Republican Majority Opposition To ENDA Shows The Party Still Doesn’t Get It

First off, let’s give credit where it’s due. Seven Republican Senators made a statement to their party yesterday by voting to advance the Employment Non-Discrimination Act. By supporting the measure, the Senators signaled that the party can move in a new direction, away from the politics of division, into the 21st century.

So let’s credit the Senators supporting ENDA: Kelly Ayotte, Susan Collins, Orrin Hatch, Dean Heller, Mark Kirk, Lisa Murkowski (absent for the vote, but on record for the bill), Rob Portman, and Pat Toomey. Kirk, in particular, deserves a shout out for giving a speech on the Senate floor for the first time since he suffered a stroke last year.

So much for the good news,

As much as the eight Senators deserve credit for their support it’s worth noting that six of them come from states that could just as easily elect a Democrat as a Republican. Only two of the eight–Murkowski and Hatch–come from traditionally conservative states. Murkowski is a renegade, of sorts; having survived a Tea Party challenge as a write-in candidate, she seems more open to change, including support for marriage equality. Hatch is an interesting character, and his vote is significant because as the Senator from Utah, he’s also the Senator for the Mormon Church.

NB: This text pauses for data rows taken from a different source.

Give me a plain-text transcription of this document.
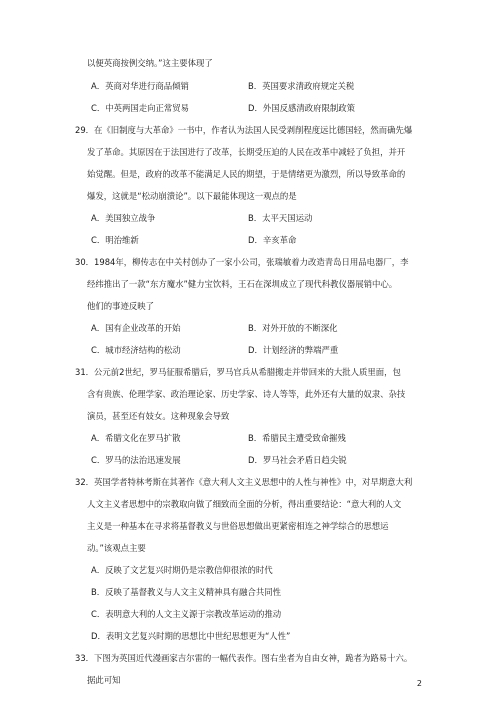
以便英商按例交纳。”这主要体现了
A．英商对华进行商品倾销	B．英国要求清政府规定关税
C．中英两国走向正常贸易	D．外国反感清政府限制政策
29．在《旧制度与大革命》一书中，作者认为法国人民受剥削程度远比德国轻，然而确先爆
发了革命。其原因在于法国进行了改革，长期受压迫的人民在改革中减轻了负担，并开
始觉醒。但是，政府的改革不能满足人民的期望，于是情绪更为激烈，所以导致革命的
爆发，这就是“松动崩溃论”。以下最能体现这一观点的是
A．美国独立战争	B．太平天国运动
C．明治维新	D．辛亥革命
30．1984年，柳传志在中关村创办了一家小公司，张瑞敏着力改造青岛日用品电器厂，李
经纬推出了一款“东方魔水”健力宝饮料，王石在深圳成立了现代科教仪器展销中心。
他们的事迹反映了
A．国有企业改革的开始	B．对外开放的不断深化
C．城市经济结构的松动	D．计划经济的弊端严重
31．公元前2世纪，罗马征服希腊后，罗马官兵从希腊搬走并带回来的大批人质里面，包
含有贵族、伦理学家、政治理论家、历史学家、诗人等等，此外还有大量的奴隶、杂技
演员，甚至还有妓女。这种现象会导致
A．希腊文化在罗马扩散	B．希腊民主遭受致命摧残
C．罗马的法治迅速发展	D．罗马社会矛盾日趋尖锐
32．英国学者特林考斯在其著作《意大利人文主义思想中的人性与神性》中，对早期意大利
人文主义者思想中的宗教取向做了细致而全面的分析，得出重要结论：“意大利的人文
主义是一种基本在寻求将基督教义与世俗思想做出更紧密相连之神学综合的思想运
动。”该观点主要
A．反映了文艺复兴时期仍是宗教信仰很浓的时代
B．反映了基督教义与人文主义精神具有融合共同性
C．表明意大利的人文主义源于宗教改革运动的推动
D．表明文艺复兴时期的思想比中世纪思想更为“人性”
33．下图为英国近代漫画家吉尔雷的一幅代表作。图右坐者为自由女神，跪者为路易十六。
据此可知	2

But the folks jockeying to be the future of the party all voted against ENDA: Rand Paul, Marco Rubio and Ted Cruz. Paul wants to add a poison pill to the measure, by attaching a right-to-work (aka anti-union) amendment to ENDA. Cruz is actively courting the religious right this week, while Rubio continues to sink to new levels of lameness by recycling tired rhetoric about small business “burdens” and “frivolous lawsuits.”

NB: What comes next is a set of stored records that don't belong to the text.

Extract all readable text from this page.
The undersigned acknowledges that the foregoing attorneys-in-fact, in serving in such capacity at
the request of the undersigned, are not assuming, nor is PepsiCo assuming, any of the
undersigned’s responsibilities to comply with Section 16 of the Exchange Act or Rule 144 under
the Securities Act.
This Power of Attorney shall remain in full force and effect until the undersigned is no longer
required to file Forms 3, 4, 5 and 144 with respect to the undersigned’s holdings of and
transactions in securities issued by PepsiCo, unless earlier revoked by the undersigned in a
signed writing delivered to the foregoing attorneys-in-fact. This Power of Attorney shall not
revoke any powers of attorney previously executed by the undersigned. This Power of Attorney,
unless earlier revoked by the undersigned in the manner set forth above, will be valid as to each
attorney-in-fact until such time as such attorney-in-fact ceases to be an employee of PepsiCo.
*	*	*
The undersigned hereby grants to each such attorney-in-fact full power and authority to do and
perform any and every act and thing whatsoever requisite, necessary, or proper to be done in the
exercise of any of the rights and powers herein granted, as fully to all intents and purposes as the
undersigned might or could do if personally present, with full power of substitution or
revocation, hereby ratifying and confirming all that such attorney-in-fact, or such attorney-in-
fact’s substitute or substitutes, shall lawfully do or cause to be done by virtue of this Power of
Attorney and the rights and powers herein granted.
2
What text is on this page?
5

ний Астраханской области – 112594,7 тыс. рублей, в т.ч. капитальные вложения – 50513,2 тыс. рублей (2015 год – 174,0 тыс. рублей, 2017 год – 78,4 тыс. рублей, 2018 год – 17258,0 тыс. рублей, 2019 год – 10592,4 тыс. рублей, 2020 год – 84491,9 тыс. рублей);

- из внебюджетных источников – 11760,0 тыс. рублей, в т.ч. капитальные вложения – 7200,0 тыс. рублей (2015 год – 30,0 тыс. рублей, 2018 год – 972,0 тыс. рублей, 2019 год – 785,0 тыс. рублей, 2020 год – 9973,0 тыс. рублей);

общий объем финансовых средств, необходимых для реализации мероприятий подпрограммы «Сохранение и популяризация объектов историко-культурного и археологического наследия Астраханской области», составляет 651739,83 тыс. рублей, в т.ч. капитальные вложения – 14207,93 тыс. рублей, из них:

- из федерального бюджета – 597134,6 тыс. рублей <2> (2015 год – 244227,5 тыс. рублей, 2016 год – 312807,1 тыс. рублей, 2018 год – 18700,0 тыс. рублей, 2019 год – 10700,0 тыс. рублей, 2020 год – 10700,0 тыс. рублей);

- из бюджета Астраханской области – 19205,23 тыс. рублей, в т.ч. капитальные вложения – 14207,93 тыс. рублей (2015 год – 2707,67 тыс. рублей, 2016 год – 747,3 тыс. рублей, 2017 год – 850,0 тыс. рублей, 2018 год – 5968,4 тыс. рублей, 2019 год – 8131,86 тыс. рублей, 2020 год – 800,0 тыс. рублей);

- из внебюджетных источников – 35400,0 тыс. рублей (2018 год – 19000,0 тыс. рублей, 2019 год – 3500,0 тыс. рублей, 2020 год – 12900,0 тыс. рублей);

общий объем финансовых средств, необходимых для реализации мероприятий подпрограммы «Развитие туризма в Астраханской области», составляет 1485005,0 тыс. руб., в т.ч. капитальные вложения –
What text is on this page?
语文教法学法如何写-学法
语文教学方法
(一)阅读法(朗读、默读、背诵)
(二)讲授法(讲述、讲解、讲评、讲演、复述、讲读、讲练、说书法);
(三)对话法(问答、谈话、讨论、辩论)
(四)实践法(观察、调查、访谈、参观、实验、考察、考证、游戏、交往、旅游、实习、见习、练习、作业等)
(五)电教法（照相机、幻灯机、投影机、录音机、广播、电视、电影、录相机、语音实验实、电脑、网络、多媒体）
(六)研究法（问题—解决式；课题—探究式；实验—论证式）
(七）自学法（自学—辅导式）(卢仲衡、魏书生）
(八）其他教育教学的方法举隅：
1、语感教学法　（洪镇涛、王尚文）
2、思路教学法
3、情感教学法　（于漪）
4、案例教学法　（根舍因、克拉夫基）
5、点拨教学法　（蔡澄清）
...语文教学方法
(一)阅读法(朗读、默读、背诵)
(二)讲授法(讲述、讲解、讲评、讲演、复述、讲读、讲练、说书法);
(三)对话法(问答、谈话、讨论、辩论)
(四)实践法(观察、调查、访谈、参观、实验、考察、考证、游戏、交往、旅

Meanwhile, the tail wagging the party dog continues to fight the 1990 culture wars. The Heritage Action Fund, the influential PAC driving ideological purity in the party, said anyone voting for ENDA would get a negative mark on its legislative scorecard.  The religious right turned out in the halls of Congress to fight the bill as well, floating the usual bizarre canards, including the idea that Christian bookstores would be forced to hire drag queens. (It might do wonders for sales, though.)

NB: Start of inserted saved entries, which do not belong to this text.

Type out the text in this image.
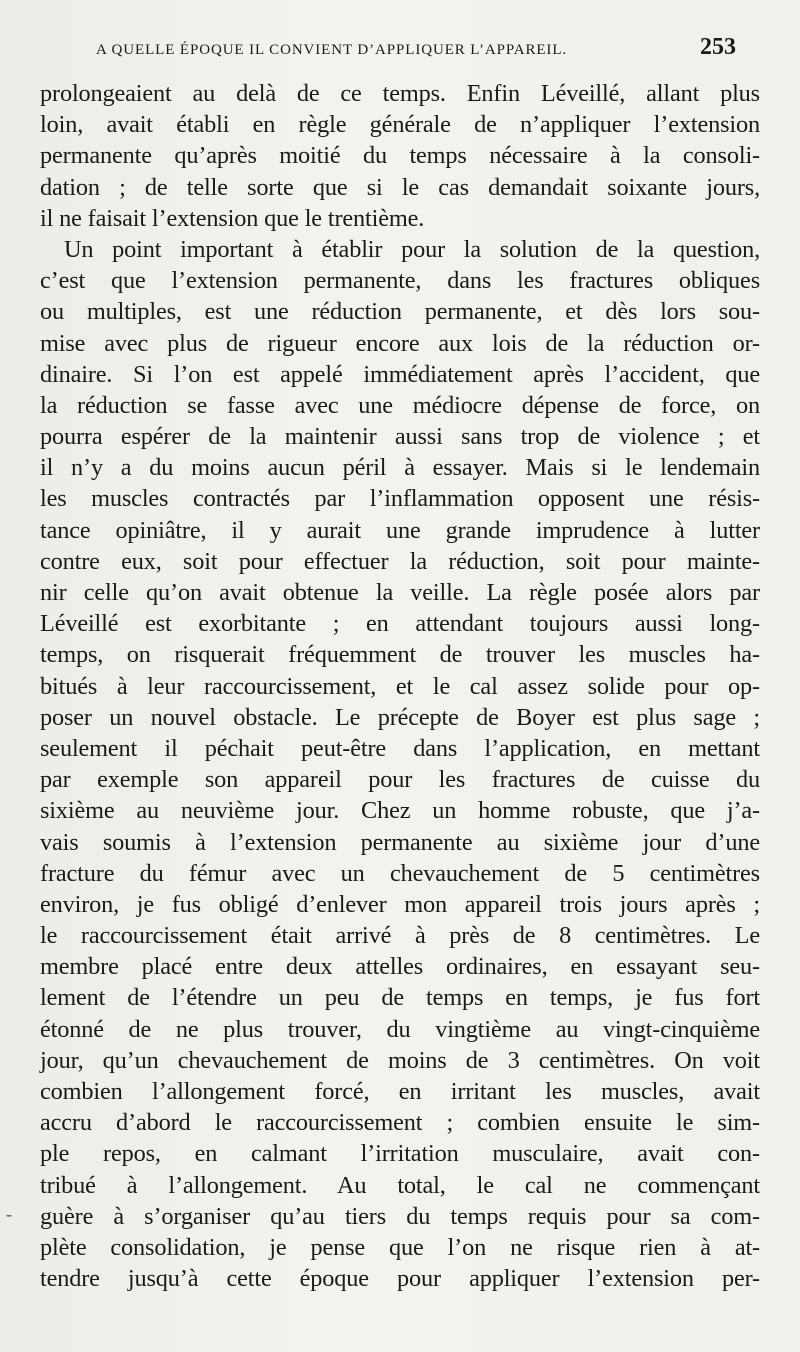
A QUELLE ÉPOQUE IL CONVIENT D’APPLIQUER L’APPAREIL.	253
-
prolongeaient au delà de ce temps. Enfin Léveillé, allant plus
loin, avait établi en règle générale de n’appliquer l’extension
permanente qu’après moitié du temps nécessaire à la consoli-
dation ; de telle sorte que si le cas demandait soixante jours,
il ne faisait l’extension que le trentième.
Un point important à établir pour la solution de la question,
c’est que l’extension permanente, dans les fractures obliques
ou multiples, est une réduction permanente, et dès lors sou-
mise avec plus de rigueur encore aux lois de la réduction or-
dinaire. Si l’on est appelé immédiatement après l’accident, que
la réduction se fasse avec une médiocre dépense de force, on
pourra espérer de la maintenir aussi sans trop de violence ; et
il n’y a du moins aucun péril à essayer. Mais si le lendemain
les muscles contractés par l’inflammation opposent une résis-
tance opiniâtre, il y aurait une grande imprudence à lutter
contre eux, soit pour effectuer la réduction, soit pour mainte-
nir celle qu’on avait obtenue la veille. La règle posée alors par
Léveillé est exorbitante ; en attendant toujours aussi long-
temps, on risquerait fréquemment de trouver les muscles ha-
bitués à leur raccourcissement, et le cal assez solide pour op-
poser un nouvel obstacle. Le précepte de Boyer est plus sage ;
seulement il péchait peut-être dans l’application, en mettant
par exemple son appareil pour les fractures de cuisse du
sixième au neuvième jour. Chez un homme robuste, que j’a-
vais soumis à l’extension permanente au sixième jour d’une
fracture du fémur avec un chevauchement de 5 centimètres
environ, je fus obligé d’enlever mon appareil trois jours après ;
le raccourcissement était arrivé à près de 8 centimètres. Le
membre placé entre deux attelles ordinaires, en essayant seu-
lement de l’étendre un peu de temps en temps, je fus fort
étonné de ne plus trouver, du vingtième au vingt-cinquième
jour, qu’un chevauchement de moins de 3 centimètres. On voit
combien l’allongement forcé, en irritant les muscles, avait
accru d’abord le raccourcissement ; combien ensuite le sim-
ple repos, en calmant l’irritation musculaire, avait con-
tribué à l’allongement. Au total, le cal ne commençant
guère à s’organiser qu’au tiers du temps requis pour sa com-
plète consolidation, je pense que l’on ne risque rien à at-
tendre jusqu’à cette époque pour appliquer l’extension per-
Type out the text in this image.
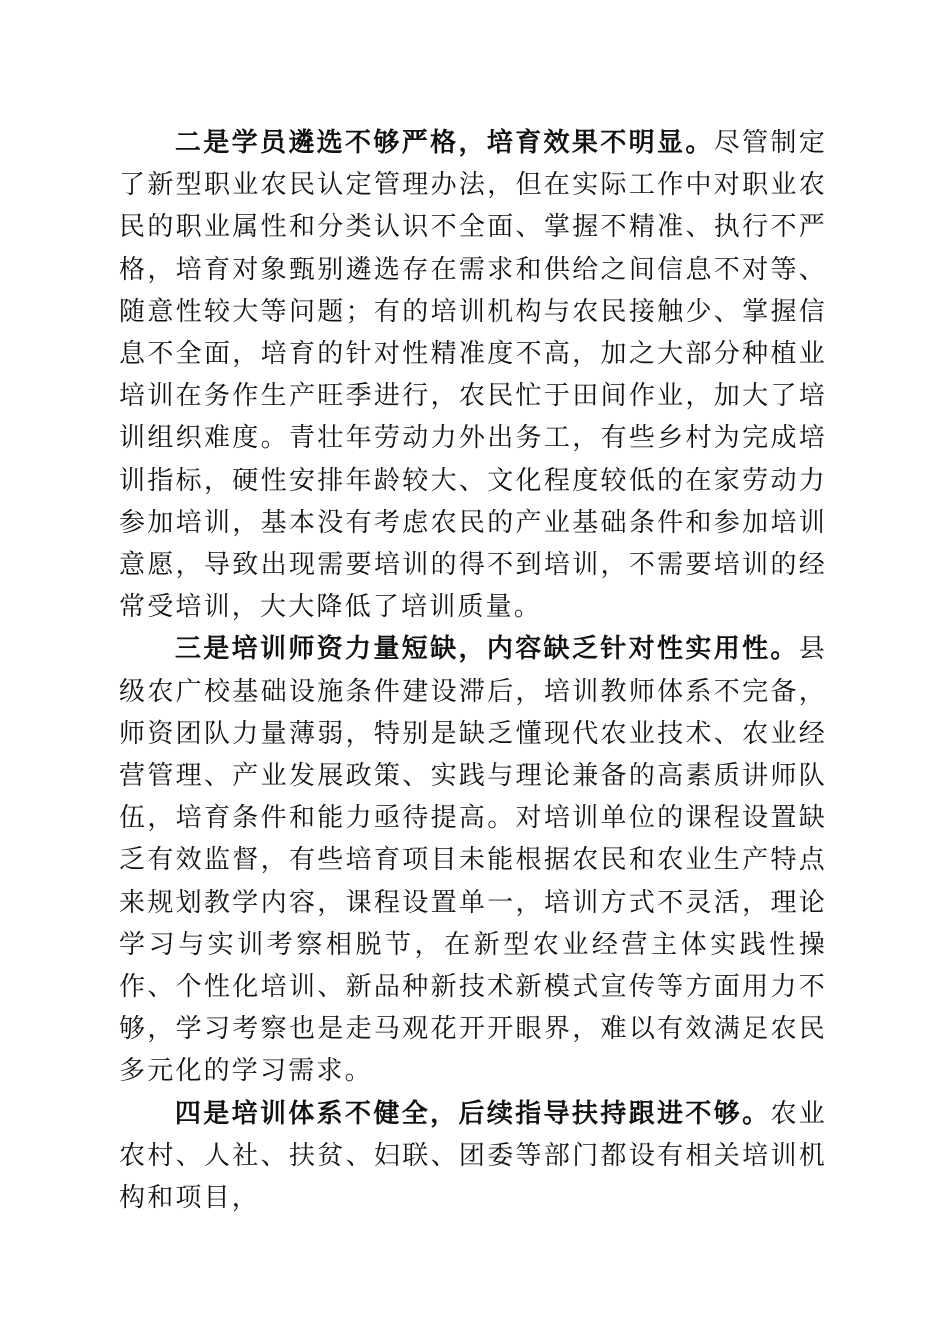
二是学员遴选不够严格，培育效果不明显。尽管制定了新型职业农民认定管理办法，但在实际工作中对职业农民的职业属性和分类认识不全面、掌握不精准、执行不严格，培育对象甄别遴选存在需求和供给之间信息不对等、随意性较大等问题；有的培训机构与农民接触少、掌握信息不全面，培育的针对性精准度不高，加之大部分种植业培训在务作生产旺季进行，农民忙于田间作业，加大了培训组织难度。青壮年劳动力外出务工，有些乡村为完成培训指标，硬性安排年龄较大、文化程度较低的在家劳动力参加培训，基本没有考虑农民的产业基础条件和参加培训意愿，导致出现需要培训的得不到培训，不需要培训的经常受培训，大大降低了培训质量。

三是培训师资力量短缺，内容缺乏针对性实用性。县级农广校基础设施条件建设滞后，培训教师体系不完备，师资团队力量薄弱，特别是缺乏懂现代农业技术、农业经营管理、产业发展政策、实践与理论兼备的高素质讲师队伍，培育条件和能力亟待提高。对培训单位的课程设置缺乏有效监督，有些培育项目未能根据农民和农业生产特点来规划教学内容，课程设置单一，培训方式不灵活，理论学习与实训考察相脱节，在新型农业经营主体实践性操作、个性化培训、新品种新技术新模式宣传等方面用力不够，学习考察也是走马观花开开眼界，难以有效满足农民多元化的学习需求。

四是培训体系不健全，后续指导扶持跟进不够。农业农村、人社、扶贫、妇联、团委等部门都设有相关培训机构和项目，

All of this at a time when most major corporations in the U.S. have expressed their support for nondiscrimination protections and most Americans have moved so far passed the issue that they are already onto embracing marriage equality.

ENDA was a relatively easy way for Republicans to moderate their image. Most of corporate America is fine with it, and eight out of ten Americans already think it’s the law. It’s about as non-controversial an LGBT issue as the party will ever confront.

Still, that’s not enough. If nothing else, the ENDA vote shows that most Republicans are more comfortable being caught in a dead end than they are trying to find a new path forward. That doesn’t bode well for 2016—unless you’re a Democrat.